The peninsular rivers support a wide variety of flora and fauna and provide a habitat for several species of fish and other aquatic creatures. Some small peninsular rivers that flow towards the east are:
- The Damodar
- The Brahmani
- The Baitarni
- The Subarnrekha
- India is home to many lakes, both natural and man-made. These lakes provide a source of freshwater & support rich biodiversity.
- The natural lakes in India are formed due to the action of glaciers, tectonic activity, erosion, and weathering such as the Dal Lake in Jammu and Kashmir, Chilika Lake in Odisha, and the Vembanad Lake in Kerala.
- The Wular Lake in Jammu and Kashmir is the largest freshwater lake in India.
- The man-made lakes in India are the Hussain Sagar Lake in Telangana, the Sukhna Lake in Chandigarh, and the Powai Lake in Mumbai.
- Most lakes are permanent while some are seasonal such as the Sambhar Lake in Rajasthan.
- Many lakes in India are also important for economic activities such as fishing, boating, and tourism
Importance of Lakes
- Lakes in India play an important role in the environment, economy, and culture of the country.
- Lakes provide essential habitats for fish, birds, and other aquatic animals.
- Many lakes in India are important sources of freshwater for irrigation, drinking, and industrial purposes.
- Lakes attract millions of visitors every year for recreational activities such as boating, fishing, and bird watching.
- They regulate the climate of the surrounding regions.
- Lakes help regulate the flow of rivers and prevent flooding during heavy rains.
Role of Rivers in the Economy
- Rivers play a significant role in the economy of a country in many ways-
- Rivers are a primary source of fresh water for drinking, irrigation, and industrial purposes.
- Rivers are used for the transportation of goods and people.
- Rivers provide a significant source of renewable energy through hydroelectric power generation.
- Rivers provide a range of activities such as rafting, kayaking, fishing, and other recreational activities.
- Rivers provide essential habitats for aquatic plants and animals.
The main sources of river pollution are human activities such as improper waste disposal, industrial effluent discharge, and agricultural runoff. These activities release a range of pollutants such as organic matter, nutrients, heavy metals, pesticides, and other toxic substances into the river.
It impacts on the environment, economy, and human health. It affects the quality of water for drinking, irrigation, and industrial purposes.
The government has implemented various measures to prevent and control river pollution such as the installation of sewage treatment plants, the enforcement of pollution control regulations, and the promotion of sustainable agricultural practices.
The Class 9 Geography Chapter 3 Notes provide students with a comprehensive understanding of the river systems & their importance in India. By studying and practicing these NCERT notes, students can enhance their knowledge, improve their problem-solving skills, and perform better in their exams. You can access them by visiting the website. If you have any other queries about Drainage Class 9 Geography Chapter 3 Notes feel free to reach us so that we can revert back to us at the earliest possible.
1. What are drainage notes?
Drainage notes are brief written observations and measurements related to drainage systems, such as the location of drains, their size, and the direction of flow.

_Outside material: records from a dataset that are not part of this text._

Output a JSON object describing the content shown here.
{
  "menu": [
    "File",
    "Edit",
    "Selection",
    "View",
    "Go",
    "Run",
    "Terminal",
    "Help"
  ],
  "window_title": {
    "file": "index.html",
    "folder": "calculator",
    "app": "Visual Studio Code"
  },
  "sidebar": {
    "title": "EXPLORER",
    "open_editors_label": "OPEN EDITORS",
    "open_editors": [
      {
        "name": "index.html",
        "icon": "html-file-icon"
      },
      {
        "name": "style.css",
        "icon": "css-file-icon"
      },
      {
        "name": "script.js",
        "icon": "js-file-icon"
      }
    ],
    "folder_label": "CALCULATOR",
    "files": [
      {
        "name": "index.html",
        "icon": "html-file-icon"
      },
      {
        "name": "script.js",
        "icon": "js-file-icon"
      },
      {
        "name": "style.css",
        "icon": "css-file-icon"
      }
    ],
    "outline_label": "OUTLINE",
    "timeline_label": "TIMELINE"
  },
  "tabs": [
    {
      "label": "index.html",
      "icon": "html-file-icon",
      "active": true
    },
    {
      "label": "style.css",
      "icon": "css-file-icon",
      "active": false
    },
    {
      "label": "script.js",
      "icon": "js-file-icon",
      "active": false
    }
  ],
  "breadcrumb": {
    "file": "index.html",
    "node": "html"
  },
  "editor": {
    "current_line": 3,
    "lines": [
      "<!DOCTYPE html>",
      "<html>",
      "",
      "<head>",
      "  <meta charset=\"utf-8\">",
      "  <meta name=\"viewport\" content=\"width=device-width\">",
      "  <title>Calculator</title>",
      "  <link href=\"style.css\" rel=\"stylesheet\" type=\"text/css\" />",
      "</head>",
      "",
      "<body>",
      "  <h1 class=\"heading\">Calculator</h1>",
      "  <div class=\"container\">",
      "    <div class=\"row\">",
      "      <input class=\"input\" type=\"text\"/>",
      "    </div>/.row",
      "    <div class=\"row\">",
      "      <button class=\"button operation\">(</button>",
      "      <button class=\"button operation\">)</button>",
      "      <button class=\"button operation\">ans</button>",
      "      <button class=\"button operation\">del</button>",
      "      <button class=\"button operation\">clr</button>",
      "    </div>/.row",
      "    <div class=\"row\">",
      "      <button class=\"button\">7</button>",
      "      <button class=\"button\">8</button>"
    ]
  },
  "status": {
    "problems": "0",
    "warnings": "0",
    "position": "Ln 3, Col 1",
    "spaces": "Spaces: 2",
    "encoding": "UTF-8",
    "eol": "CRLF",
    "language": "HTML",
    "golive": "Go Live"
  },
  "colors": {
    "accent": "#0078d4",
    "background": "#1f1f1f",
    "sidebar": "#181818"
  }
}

2. What are the types of drainage?
There are two main types of drainage:
Surface drainage- the removal of excess water from the surface of the ground.
Subsurface drainage- the removal of water from beneath the ground surface.
3. Why is drainage important?
Drainage is important because it helps to prevent water accumulation and associated problems such as flooding, erosion, and waterlogging.
4. What is Water Divide Class 9?
An imaginary line that separates one drainage basin from another. It is the line along high elevations, such as a mountain range, where water flows downhill on one side to one river, and on the other side to another river.
5. What is Gorge class 9?
A gorge is a narrow, steep-sided valley that is formed by the action of a river or a glacier.